When it comes time to claim your Social Security checks, we want you to get the largest sum possible. If you want that too, do your best to avoid the following Social Security mistakes.
Ignoring Your Earnings Record
As USA Today reports, your Social Security earnings record provides a list of your taxable income for each working year. The higher your taxable income while you’re working, the higher your Social Security payments will be. Make sure your info is accurate at least once per year. You can check on your earnings record by creating an account on Social Security’s site. If the numbers aren’t accurate, you’ll need your tax returns to verify that.
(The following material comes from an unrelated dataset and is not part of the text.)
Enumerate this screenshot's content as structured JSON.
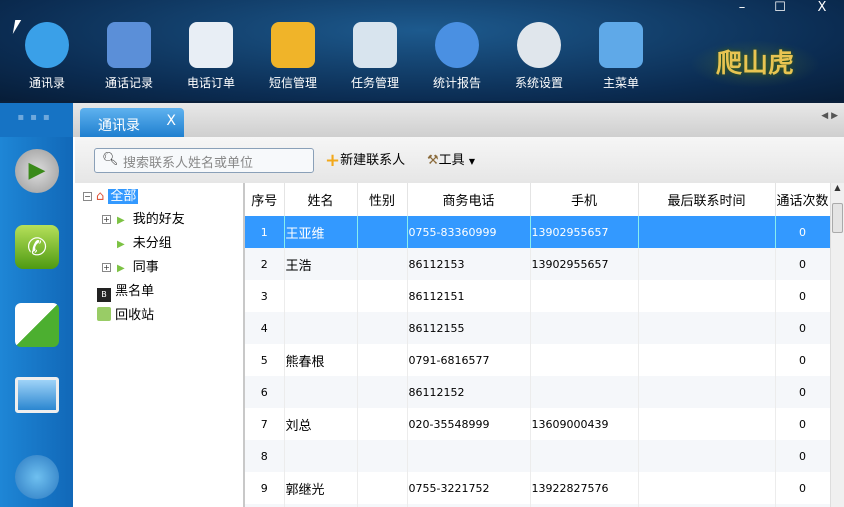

You’ll want to complete a Request for Correction of Earnings Record and then submit it, along with a tax return that displays the correct information.
Not Understanding Taxes
Unfortunately, you could owe taxes on your Social Security benefits during retirement. You don’t want that expense catching you off guard. How much you might owe depends on your combined income, your filing status and the state where you live. If your filing as an individual with a combined income of $25,000 or more, you could owe taxes on up to 50 percent of your benefits. Likewise if you’re filing as a married couple and have a combined income of $32,000 or more. To find out what you might owe in taxes, look into your state’s Social Security tax laws.
Taking Benefits Too Early
You can start taking Social Security payments as early as 62. However, it’s often wiser to wait as long as possible. That’s because the longer the wait, the bigger the check. If you wait until your full retirement age — 66 or 67, depending on when you were born — you’ll get the full benefit you’ve earned. However, if you start taking checks at 62, you’ll get just 70 percent of what you’ve earned. (And if you can wait until age 70, that’s often even better because your benefit will continue to rise.) In other words, it’s a big difference. If you really want to maximize those Social Security checks, wait past your full retirement age. Each month past your age, your checks will increase by two-thirds of one percent. Waiting isn’t easy, but it certainly does pay.